The model is less useful in contexts where:
Learning goals are exploratory, evolving, or ill-defined
The focus is on informal learning, discussion, or co-creation of knowledge
Instruction is meant to spark reflection or personal growth rather than performance
Speed of delivery is prioritized over methodological rigor
For example, if the goal is to encourage new managers to explore their leadership style through coaching and discussion, the Dick and Carey Model may be unnecessarily rigid. Likewise, in rapid design environments where needs shift quickly, the ten-step process may feel too heavy unless adapted thoughtfully.
Additionally, some instructional designers find that the model doesn’t explicitly address affective or motivational aspects of learning.
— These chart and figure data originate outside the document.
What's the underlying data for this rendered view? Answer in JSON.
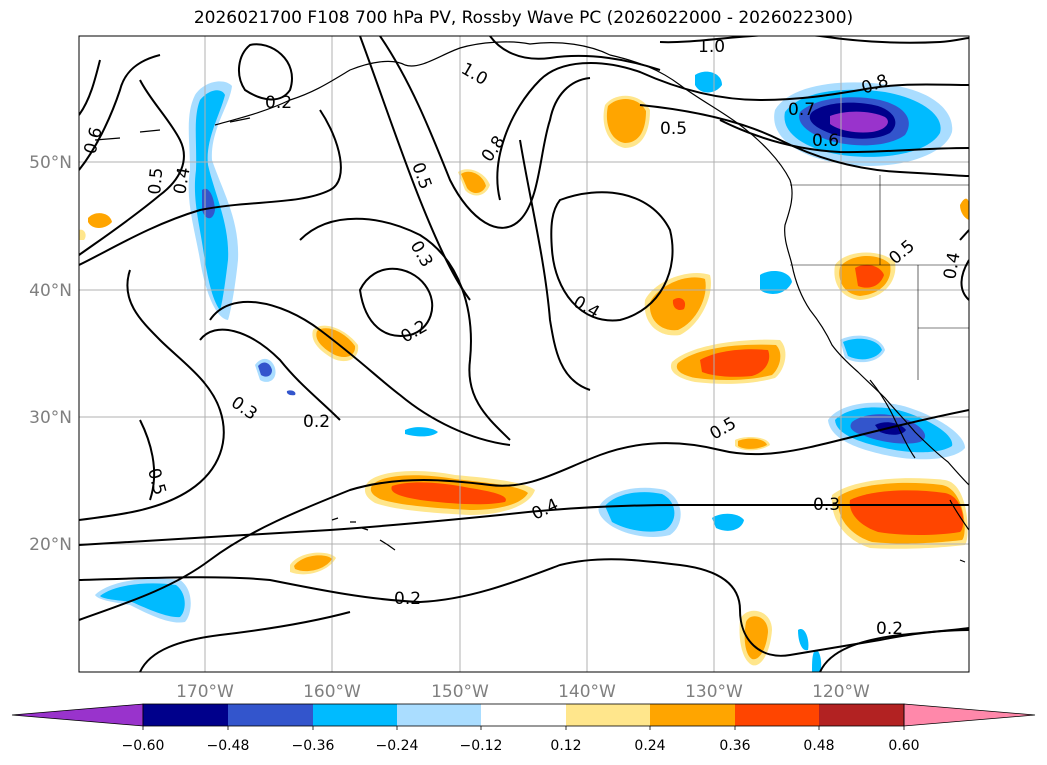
{
  "title": "2026021700 F108 700 hPa PV, Rossby Wave PC (2026022000 - 2026022300)",
  "latitude_labels": [
    "50°N",
    "40°N",
    "30°N",
    "20°N"
  ],
  "longitude_labels": [
    "170°W",
    "160°W",
    "150°W",
    "140°W",
    "130°W",
    "120°W"
  ],
  "colorbar": {
    "tick_labels": [
      "−0.60",
      "−0.48",
      "−0.36",
      "−0.24",
      "−0.12",
      "0.12",
      "0.24",
      "0.36",
      "0.48",
      "0.60"
    ],
    "colors": [
      "#9933cc",
      "#00008b",
      "#3355cc",
      "#00bbff",
      "#aaddff",
      "#ffffff",
      "#ffe68c",
      "#ffa500",
      "#ff4500",
      "#b22222",
      "#ff88aa"
    ]
  },
  "contour_labels": [
    "1.0",
    "1.0",
    "0.8",
    "0.8",
    "0.7",
    "0.6",
    "0.6",
    "0.5",
    "0.5",
    "0.5",
    "0.5",
    "0.5",
    "0.5",
    "0.4",
    "0.4",
    "0.4",
    "0.4",
    "0.3",
    "0.3",
    "0.3",
    "0.2",
    "0.2",
    "0.2",
    "0.2",
    "0.2"
  ],
  "colors": {
    "grid": "#b0b0b0",
    "contour": "#000000",
    "coast": "#000000"
  }
}
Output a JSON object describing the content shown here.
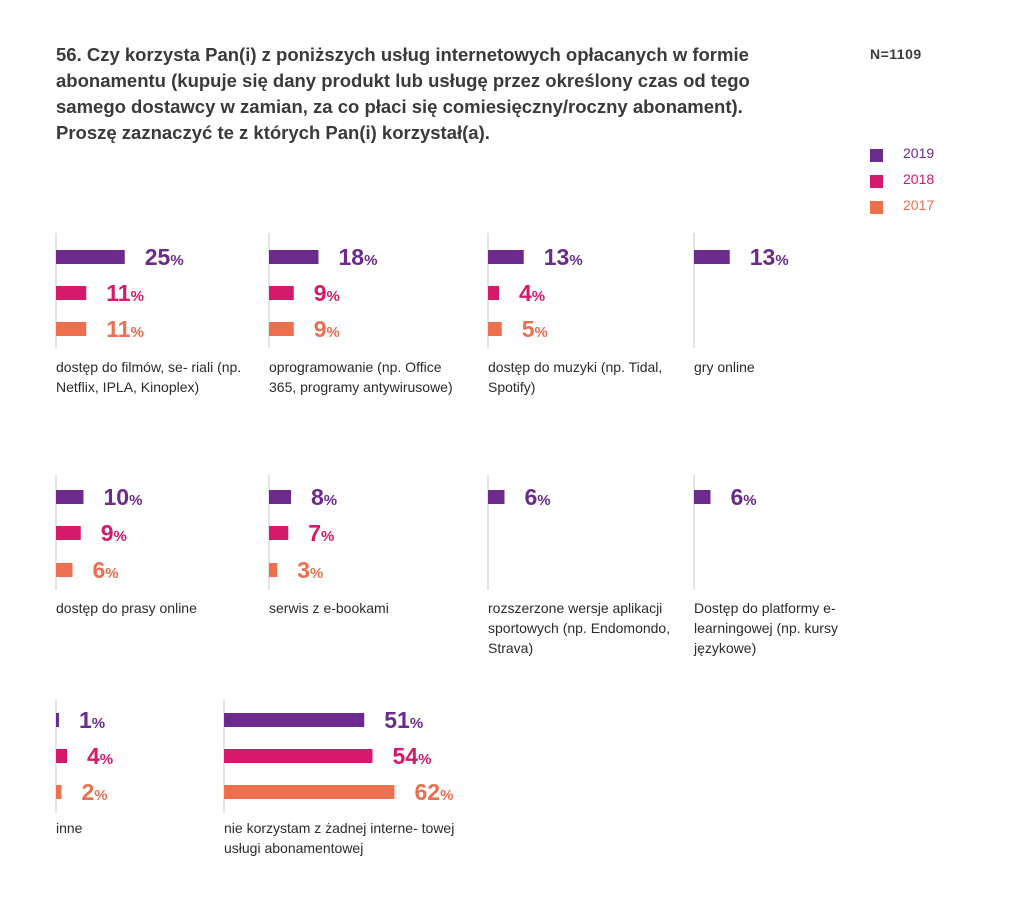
{
  "question": {
    "title": "56. Czy korzysta Pan(i) z poniższych usług internetowych opłacanych w formie abonamentu (kupuje się dany produkt lub usługę przez określony czas od tego samego dostawcy w zamian, za co płaci się comiesięczny/roczny abonament). Proszę zaznaczyć te z których Pan(i) korzystał(a).",
    "sample_size": "N=1109"
  },
  "legend": [
    {
      "label": "2019",
      "color": "#6b2a8c"
    },
    {
      "label": "2018",
      "color": "#d6196b"
    },
    {
      "label": "2017",
      "color": "#ec6f4e"
    }
  ],
  "chart_data": {
    "type": "bar",
    "orientation": "horizontal",
    "unit": "%",
    "series_names": [
      "2019",
      "2018",
      "2017"
    ],
    "groups": [
      {
        "label": "dostęp do filmów, se- riali (np. Netflix, IPLA, Kinoplex)",
        "values": [
          25,
          11,
          11
        ]
      },
      {
        "label": "oprogramowanie (np. Office 365, programy antywirusowe)",
        "values": [
          18,
          9,
          9
        ]
      },
      {
        "label": "dostęp do muzyki (np. Tidal, Spotify)",
        "values": [
          13,
          4,
          5
        ]
      },
      {
        "label": "gry online",
        "values": [
          13
        ]
      },
      {
        "label": "dostęp do prasy online",
        "values": [
          10,
          9,
          6
        ]
      },
      {
        "label": "serwis z e-bookami",
        "values": [
          8,
          7,
          3
        ]
      },
      {
        "label": "rozszerzone wersje aplikacji sportowych (np. Endomondo, Strava)",
        "values": [
          6
        ]
      },
      {
        "label": "Dostęp do platformy e-learningowej (np. kursy językowe)",
        "values": [
          6
        ]
      },
      {
        "label": "inne",
        "values": [
          1,
          4,
          2
        ]
      },
      {
        "label": "nie korzystam z żadnej interne- towej usługi abonamentowej",
        "values": [
          51,
          54,
          62
        ]
      }
    ]
  }
}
It assumes that if instruction is well-aligned, outcomes will follow—but motivation, identity, and engagement are often critical parts of real-world learning that the model does not directly address.
Theoretical Foundations
The Dick and Carey Model is grounded in the objectivist tradition and incorporates principles from both behaviorist and cognitivist psychology. Key foundations include:
Task analysis and behavioral objectives (Gagné, Mager) – Instruction begins by identifying specific behaviors that must be learned and decomposing them into teachable units.
Alignment theory – Instructional goals, methods, and assessments must be tightly aligned to ensure coherence and instructional validity.
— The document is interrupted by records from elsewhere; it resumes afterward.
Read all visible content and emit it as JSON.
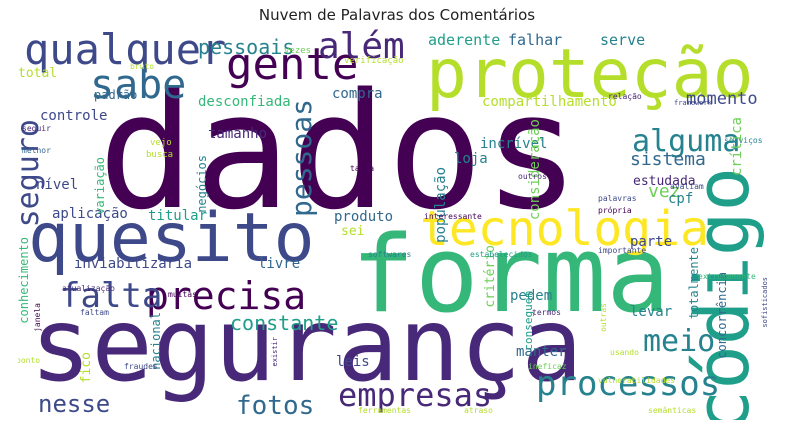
{
  "title": "Nuvem de Palavras dos Comentários",
  "palette": [
    "#440154",
    "#482878",
    "#3e4989",
    "#31688e",
    "#26828e",
    "#1f9e89",
    "#35b779",
    "#6ece58",
    "#b5de2b",
    "#fde725"
  ],
  "words": [
    {
      "text": "dados",
      "color": "#440154"
    },
    {
      "text": "segurança",
      "color": "#482878"
    },
    {
      "text": "forma",
      "color": "#35b779"
    },
    {
      "text": "proteção",
      "color": "#b5de2b"
    },
    {
      "text": "quesito",
      "color": "#3e4989"
    },
    {
      "text": "código",
      "color": "#1f9e89"
    },
    {
      "text": "tecnologia",
      "color": "#fde725"
    },
    {
      "text": "gente",
      "color": "#440154"
    },
    {
      "text": "qualquer",
      "color": "#3e4989"
    },
    {
      "text": "sabe",
      "color": "#31688e"
    },
    {
      "text": "além",
      "color": "#482878"
    },
    {
      "text": "precisa",
      "color": "#440154"
    },
    {
      "text": "processos",
      "color": "#26828e"
    },
    {
      "text": "empresas",
      "color": "#482878"
    },
    {
      "text": "falta",
      "color": "#3e4989"
    },
    {
      "text": "alguma",
      "color": "#26828e"
    },
    {
      "text": "pessoas",
      "color": "#31688e"
    },
    {
      "text": "seguro",
      "color": "#3e4989"
    },
    {
      "text": "meio",
      "color": "#26828e"
    },
    {
      "text": "nesse",
      "color": "#3e4989"
    },
    {
      "text": "fotos",
      "color": "#31688e"
    },
    {
      "text": "constante",
      "color": "#1f9e89"
    },
    {
      "text": "pessoais",
      "color": "#26828e"
    },
    {
      "text": "momento",
      "color": "#3e4989"
    },
    {
      "text": "sistema",
      "color": "#31688e"
    },
    {
      "text": "vez",
      "color": "#6ece58"
    },
    {
      "text": "aderente",
      "color": "#1f9e89"
    },
    {
      "text": "falhar",
      "color": "#31688e"
    },
    {
      "text": "serve",
      "color": "#26828e"
    },
    {
      "text": "compartilhamento",
      "color": "#b5de2b"
    },
    {
      "text": "desconfiada",
      "color": "#35b779"
    },
    {
      "text": "compra",
      "color": "#31688e"
    },
    {
      "text": "controle",
      "color": "#3e4989"
    },
    {
      "text": "tamanho",
      "color": "#482878"
    },
    {
      "text": "incrível",
      "color": "#26828e"
    },
    {
      "text": "crítica",
      "color": "#6ece58"
    },
    {
      "text": "estudada",
      "color": "#482878"
    },
    {
      "text": "cpf",
      "color": "#26828e"
    },
    {
      "text": "loja",
      "color": "#26828e"
    },
    {
      "text": "consideração",
      "color": "#6ece58"
    },
    {
      "text": "população",
      "color": "#26828e"
    },
    {
      "text": "aplicação",
      "color": "#3e4989"
    },
    {
      "text": "titular",
      "color": "#1f9e89"
    },
    {
      "text": "produto",
      "color": "#31688e"
    },
    {
      "text": "inviabilizaria",
      "color": "#3e4989"
    },
    {
      "text": "livre",
      "color": "#31688e"
    },
    {
      "text": "parte",
      "color": "#3e4989"
    },
    {
      "text": "pedem",
      "color": "#26828e"
    },
    {
      "text": "levar",
      "color": "#26828e"
    },
    {
      "text": "manter",
      "color": "#31688e"
    },
    {
      "text": "leis",
      "color": "#3e4989"
    },
    {
      "text": "nível",
      "color": "#3e4989"
    },
    {
      "text": "variação",
      "color": "#35b779"
    },
    {
      "text": "negócios",
      "color": "#26828e"
    },
    {
      "text": "padrão",
      "color": "#31688e"
    },
    {
      "text": "total",
      "color": "#b5de2b"
    },
    {
      "text": "sei",
      "color": "#b5de2b"
    },
    {
      "text": "critério",
      "color": "#6ece58"
    },
    {
      "text": "totalmente",
      "color": "#26828e"
    },
    {
      "text": "concorrência",
      "color": "#31688e"
    },
    {
      "text": "conhecimento",
      "color": "#35b779"
    },
    {
      "text": "fico",
      "color": "#b5de2b"
    },
    {
      "text": "nacional",
      "color": "#26828e"
    },
    {
      "text": "conseguem",
      "color": "#1f9e89"
    },
    {
      "text": "vezes",
      "color": "#6ece58"
    },
    {
      "text": "bruto",
      "color": "#b5de2b"
    },
    {
      "text": "verificação",
      "color": "#b5de2b"
    },
    {
      "text": "relação",
      "color": "#482878"
    },
    {
      "text": "framework",
      "color": "#3e4989"
    },
    {
      "text": "seguir",
      "color": "#482878"
    },
    {
      "text": "melhor",
      "color": "#31688e"
    },
    {
      "text": "vejo",
      "color": "#b5de2b"
    },
    {
      "text": "busca",
      "color": "#b5de2b"
    },
    {
      "text": "tanta",
      "color": "#440154"
    },
    {
      "text": "outros",
      "color": "#482878"
    },
    {
      "text": "serviços",
      "color": "#26828e"
    },
    {
      "text": "avaliam",
      "color": "#3e4989"
    },
    {
      "text": "palavras",
      "color": "#3e4989"
    },
    {
      "text": "própria",
      "color": "#440154"
    },
    {
      "text": "interessante",
      "color": "#440154"
    },
    {
      "text": "softwares",
      "color": "#26828e"
    },
    {
      "text": "estabelecidos",
      "color": "#1f9e89"
    },
    {
      "text": "importante",
      "color": "#3e4989"
    },
    {
      "text": "extremamente",
      "color": "#35b779"
    },
    {
      "text": "sofisticados",
      "color": "#3e4989"
    },
    {
      "text": "atualização",
      "color": "#482878"
    },
    {
      "text": "faltam",
      "color": "#3e4989"
    },
    {
      "text": "muitas",
      "color": "#440154"
    },
    {
      "text": "janela",
      "color": "#440154"
    },
    {
      "text": "termos",
      "color": "#482878"
    },
    {
      "text": "outras",
      "color": "#b5de2b"
    },
    {
      "text": "usando",
      "color": "#b5de2b"
    },
    {
      "text": "ineficaz",
      "color": "#6ece58"
    },
    {
      "text": "existir",
      "color": "#482878"
    },
    {
      "text": "ponto",
      "color": "#b5de2b"
    },
    {
      "text": "fraudes",
      "color": "#3e4989"
    },
    {
      "text": "vulnerabilidades",
      "color": "#b5de2b"
    },
    {
      "text": "ferramentas",
      "color": "#b5de2b"
    },
    {
      "text": "atraso",
      "color": "#b5de2b"
    },
    {
      "text": "semânticas",
      "color": "#b5de2b"
    }
  ]
}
Information processing theory – The sequencing and structuring of content reflects assumptions about how learners acquire, store, and retrieve information.
Systems theory – Instruction is treated as a system with interrelated components, all of which must function cohesively to produce the desired learning outcome.
These foundations support the model’s logic: define what learners need to do, build instruction to support that, and validate effectiveness through data.
Design Considerations
To implement the Dick and Carey Model effectively, instructional designers should consider the following:
Front-end analysis is non-negotiable – Skipping analysis undermines alignment.
Objectives drive everything – Well-written performance objectives ensure clarity and consistency.
Assessment comes early – Designing assessments before developing content ensures instructional alignment.
Documentation is essential – Traceability of decisions is critical, especially in regulated or high-accountability contexts.
Iteration is expected – The model is not a strict waterfall; feedback loops are integral.
In resource-constrained environments, teams may need to streamline or compress stages. However, the underlying logic should remain intact. Even when implemented in lightweight form, the model promotes clarity and alignment—two pillars of instructional effectiveness.
Notable Contributors
Walter Dick – A leading figure in instructional systems development, Dick was instrumental in formalizing systematic approaches to instructional design in education and corporate settings.
Lou Carey – Co-developer of the model and co-author of multiple editions of the foundational textbook The Systematic Design of Instruction, Carey brought a practical, education-focused lens to the framework.
Their work together helped codify a generation of best practices in instructional design and remains a reference point for ISD professionals around the world.
Conclusion
The Dick and Carey Model remains a cornerstone of instructional design. It treats instruction as a system—a set of aligned, interdependent components that must work together for learning to occur. By providing a detailed roadmap for instructional development, it enables designers to build programs that are coherent, scalable, and measurable.
For L&D professionals working in regulated, high-stakes, or large-scale environments, the model offers more than a workflow. It provides discipline in decision-making, a shared vocabulary for collaboration, and a clear structure for continuous improvement. Even when all ten steps aren’t followed to the letter, the mindset of the model—analyze, align, test, revise—is timeless.